O presidente do país, Mohamed Mursi, eleito em junho deste ano para suceder Mubarak, levou a população a reviver os momentos da Primavera Árabe em 22 de novembro, ao assinar um decreto concedendo a si mesmo plenos poderes e imunidade judicial. O argumento de que era preciso ampliar os poderes do presidente para proteger a assembleia constituinte do país até faz algum sentido: ainda antes do segundo turno da eleição presidencial, a Corte Constitucional havia dissolvido todo o Parlamento recém-eleito alegando que alguns de seus membros tinham sido escolhidos irregularmente. O Judiciário egípcio ainda é dominado por remanescentes da ditadura de Mubarak, adversário da Irmandade Muçulmana, grupo que conquistou a maioria no Legislativo. No entanto, se os juízes erraram ao dissolver inteiramente o Parlamento em vez de ordenar apenas a substituição daqueles que foram eleitos contra as regras, Mursi errou ainda mais ao fazer de si mesmo um quase-ditador sob o pretexto de proteger os constituintes. Ele só recuou de sua decisão ao observar as consequências desastrosas de sua medida.
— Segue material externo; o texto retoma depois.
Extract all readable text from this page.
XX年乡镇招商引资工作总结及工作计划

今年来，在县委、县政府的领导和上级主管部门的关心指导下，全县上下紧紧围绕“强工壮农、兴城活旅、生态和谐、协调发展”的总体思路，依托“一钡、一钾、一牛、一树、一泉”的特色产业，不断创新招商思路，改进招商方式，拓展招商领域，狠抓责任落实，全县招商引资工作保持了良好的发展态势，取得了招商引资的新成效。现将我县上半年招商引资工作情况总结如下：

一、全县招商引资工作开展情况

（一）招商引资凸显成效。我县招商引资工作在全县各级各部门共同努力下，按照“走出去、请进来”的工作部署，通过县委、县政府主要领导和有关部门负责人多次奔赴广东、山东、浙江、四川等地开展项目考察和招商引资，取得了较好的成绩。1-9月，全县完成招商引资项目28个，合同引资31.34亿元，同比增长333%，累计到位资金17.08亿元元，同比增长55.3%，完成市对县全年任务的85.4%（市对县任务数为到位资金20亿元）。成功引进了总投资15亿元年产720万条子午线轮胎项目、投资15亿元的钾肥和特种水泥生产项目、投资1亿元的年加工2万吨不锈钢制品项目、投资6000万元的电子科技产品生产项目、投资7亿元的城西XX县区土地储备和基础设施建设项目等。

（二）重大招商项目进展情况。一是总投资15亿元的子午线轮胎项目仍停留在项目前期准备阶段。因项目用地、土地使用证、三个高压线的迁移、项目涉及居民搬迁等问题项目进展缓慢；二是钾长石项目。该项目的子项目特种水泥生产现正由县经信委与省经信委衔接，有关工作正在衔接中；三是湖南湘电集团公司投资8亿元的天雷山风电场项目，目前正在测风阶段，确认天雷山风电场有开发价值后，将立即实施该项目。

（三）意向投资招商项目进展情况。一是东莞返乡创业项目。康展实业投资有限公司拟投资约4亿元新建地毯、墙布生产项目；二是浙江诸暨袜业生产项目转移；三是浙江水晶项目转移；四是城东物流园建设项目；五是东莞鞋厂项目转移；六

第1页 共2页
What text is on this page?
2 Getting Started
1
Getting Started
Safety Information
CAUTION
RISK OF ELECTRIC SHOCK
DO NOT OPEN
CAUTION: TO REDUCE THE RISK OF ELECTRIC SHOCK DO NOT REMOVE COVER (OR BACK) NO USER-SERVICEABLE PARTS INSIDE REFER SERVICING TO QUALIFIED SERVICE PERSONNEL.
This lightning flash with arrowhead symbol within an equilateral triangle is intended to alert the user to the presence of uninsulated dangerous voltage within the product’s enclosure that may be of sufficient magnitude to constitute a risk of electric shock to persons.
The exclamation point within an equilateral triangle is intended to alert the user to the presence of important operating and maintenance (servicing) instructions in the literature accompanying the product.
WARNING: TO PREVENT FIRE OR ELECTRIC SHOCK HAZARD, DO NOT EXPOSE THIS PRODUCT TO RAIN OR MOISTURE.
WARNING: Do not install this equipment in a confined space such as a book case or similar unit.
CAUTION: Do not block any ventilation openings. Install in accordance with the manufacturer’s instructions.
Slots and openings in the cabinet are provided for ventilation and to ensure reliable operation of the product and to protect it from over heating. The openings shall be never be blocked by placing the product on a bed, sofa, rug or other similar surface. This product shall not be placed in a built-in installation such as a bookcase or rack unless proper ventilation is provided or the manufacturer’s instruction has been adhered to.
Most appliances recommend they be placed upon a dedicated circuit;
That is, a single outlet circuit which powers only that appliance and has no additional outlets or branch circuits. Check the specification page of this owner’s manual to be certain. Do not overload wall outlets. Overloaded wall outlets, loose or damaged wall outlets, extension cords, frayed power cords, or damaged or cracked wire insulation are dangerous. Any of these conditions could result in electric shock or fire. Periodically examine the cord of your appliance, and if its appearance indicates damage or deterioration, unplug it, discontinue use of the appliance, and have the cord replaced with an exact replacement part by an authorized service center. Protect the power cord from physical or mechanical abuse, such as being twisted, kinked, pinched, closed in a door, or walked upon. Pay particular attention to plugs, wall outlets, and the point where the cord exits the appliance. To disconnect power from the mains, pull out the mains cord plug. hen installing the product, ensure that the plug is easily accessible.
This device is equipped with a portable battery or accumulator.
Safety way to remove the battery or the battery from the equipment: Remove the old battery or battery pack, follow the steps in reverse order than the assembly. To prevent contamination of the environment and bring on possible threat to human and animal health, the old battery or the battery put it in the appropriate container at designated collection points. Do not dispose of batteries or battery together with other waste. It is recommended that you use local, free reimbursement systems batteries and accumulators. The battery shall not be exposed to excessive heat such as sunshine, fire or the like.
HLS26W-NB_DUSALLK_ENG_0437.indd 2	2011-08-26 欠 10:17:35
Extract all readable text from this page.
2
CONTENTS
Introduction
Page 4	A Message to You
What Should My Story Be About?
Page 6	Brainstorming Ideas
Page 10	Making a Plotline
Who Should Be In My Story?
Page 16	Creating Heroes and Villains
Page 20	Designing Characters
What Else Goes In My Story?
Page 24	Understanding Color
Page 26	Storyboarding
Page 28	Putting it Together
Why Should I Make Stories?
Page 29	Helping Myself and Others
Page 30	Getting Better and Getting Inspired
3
A Constituição que o povo egípcio aprovará ou rejeitará não é o melhor meio para levar o país à democracia plena. Logo nos primeiros artigos, os princípios da sharia (a lei islâmica) são consagrados como a principal fonte da legislação – a antiga Constituição da era Mubarak previa o mesmo, mas o ditador nunca se esforçou para fazer valer o texto, o que não deverá acontecer sob um governo islamita. A carta prevê ainda punições para casos de blasfêmia e dá brechas para a formação de uma polícia religiosa aos moldes sauditas. Essa islamização das leis é consequência de uma assembleia constituinte dominada pela Irmandade Muçulmana e pelos salafistas. Os membros não islâmicos, incluindo representantes das igrejas cristãs egípcias, renunciaram em protesto, deixando os islamitas praticamente sozinhos na redação da Carta, que foi elaborada às pressas. Há acusações de que parte do texto constitucional teria sido escrita fora das reuniões da assembleia.

Os islamitas, obviamente, vêm fazendo campanha pelo "sim". A oposição secular, por enquanto, pede que os eleitores recusem a nova Constituição, mas pode mudar de postura e estimular o boicote de última hora à consulta, se perceber que não há garantias de que a votação será limpa. Independentemente do resultado, não há dúvidas de que um texto que efetivamente consagrasse os princípios democráticos seria muito melhor que a lei proposta para aprovação a partir de hoje.